While it is government policy to ensure long-term FBTs, it is disappointing that the Bill does not contain the provisions to assist with this that were proposed by the Tenancy Reform Industry Group—TRIG— which formed part of the Government’s consultation. Amendment 246 rectifies this. The marketplace does not currently deliver a sufficient number of long-term FBTs and the Government could do more to promote their use. These provisions should provide comfort to landlords who have to deal with tenants who breach the terms of the agreements or when land is required back for non-agricultural use, planning consent for change of use having been obtained. While these new provisions will have direct benefit for landlords, who are prepared to let for longer periods, they will provide indirect benefit to the tenanted sector as a whole, by providing scope for a greater degree of longer-term tenancies.
Finally, on Amendments 243 and 244, many successful businesses are family enterprises, no more so than in agriculture. Tenancy succession provisions ensure the longevity of farming businesses, and it is right that there should be eligibility criteria for who can succeed to a tenancy. Other bits of the Bill speak to that issue. One area that is limiting for many farm businesses with succession rights is the close relative test. Often it is nephews, nieces and grandchildren who are involved in the farm, rather than the children of the retiring or deceased tenant. It is important to recognise that these wider members of a family farm may be the most appropriate individuals to succeed. This issue was considered by TRIG and formed part of the Government’s consultation on agricultural tenancies.
The tenanted sector is responsible for farming at least one-third of the agricultural area of England and Wales. We must ensure that tenant farmers are able to participate fully in schemes to contribute to the future of farming.
My Lords, it is a pleasure to follow the noble Baroness, Lady Rock, and to echo many of the sentiments she expressed on Amendment 246, to which my noble friend Lady Jones of Moulsecoomb has attached her name. I will speak briefly to Amendments 158 and 159. Amendment 158 is on county farms, which is something that we have heard discussed broadly, its importance stressed by many sides, so I will not detain the Committee on that.
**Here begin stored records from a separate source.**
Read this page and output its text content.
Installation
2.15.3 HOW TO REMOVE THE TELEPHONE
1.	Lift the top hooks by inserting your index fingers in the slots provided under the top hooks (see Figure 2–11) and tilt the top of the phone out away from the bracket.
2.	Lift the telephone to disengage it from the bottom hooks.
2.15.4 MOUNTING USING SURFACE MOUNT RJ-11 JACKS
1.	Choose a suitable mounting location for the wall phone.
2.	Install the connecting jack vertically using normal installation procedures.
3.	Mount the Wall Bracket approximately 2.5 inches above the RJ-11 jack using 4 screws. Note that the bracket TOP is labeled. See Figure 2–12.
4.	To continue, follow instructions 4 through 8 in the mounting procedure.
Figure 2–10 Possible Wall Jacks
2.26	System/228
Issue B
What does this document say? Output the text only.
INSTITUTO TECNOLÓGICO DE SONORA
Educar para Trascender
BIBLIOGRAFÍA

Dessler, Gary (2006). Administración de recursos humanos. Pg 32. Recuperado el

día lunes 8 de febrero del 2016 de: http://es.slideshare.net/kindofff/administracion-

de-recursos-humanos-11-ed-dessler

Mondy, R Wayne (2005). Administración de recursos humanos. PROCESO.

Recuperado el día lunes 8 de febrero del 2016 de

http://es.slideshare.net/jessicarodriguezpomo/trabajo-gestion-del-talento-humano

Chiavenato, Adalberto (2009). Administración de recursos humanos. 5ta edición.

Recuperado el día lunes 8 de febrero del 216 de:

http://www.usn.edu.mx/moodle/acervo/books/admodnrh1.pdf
I want particularly to address Amendment 159, in the name of the noble Earl, Lord Dundee. This in many ways addresses the question I put to the Minister after the previous group of amendments. Do we perceive our countryside as a place where we can see a growth of a different kind of business and economy—strong local economies, rich communities of small independent businesses producing food and providing services for those businesses? The vision set out by the noble Earl in this amendment reflects some very exciting work that is being done in Wales. We are seeing exciting experiments and developments in the devolved Administrations that could be transferred to England. That is the idea of One Planet Living: that it is possible to create developments that meet our environmental, social and economic goals and are different from what has gone before, which may not increase the concentration of land ownership, but may create opportunities for small independent landowners, businesses, tenants and people to operate different kinds of businesses, in different ways.
I do not need to tell your Lordships that land ownership in England is incredibly concentrated. We have a situation in which half of England is owned by less than 1% of its population. If we were to share the land of England around the whole population, everyone would get half an acre each. In the light of Covid-19, we may see that people wish to explore different ways of living, different kinds of businesses, different ways to work and support themselves, and different ways to work in communities. This amendment is an exciting possibility and way of doing that. I commend it to the Committee.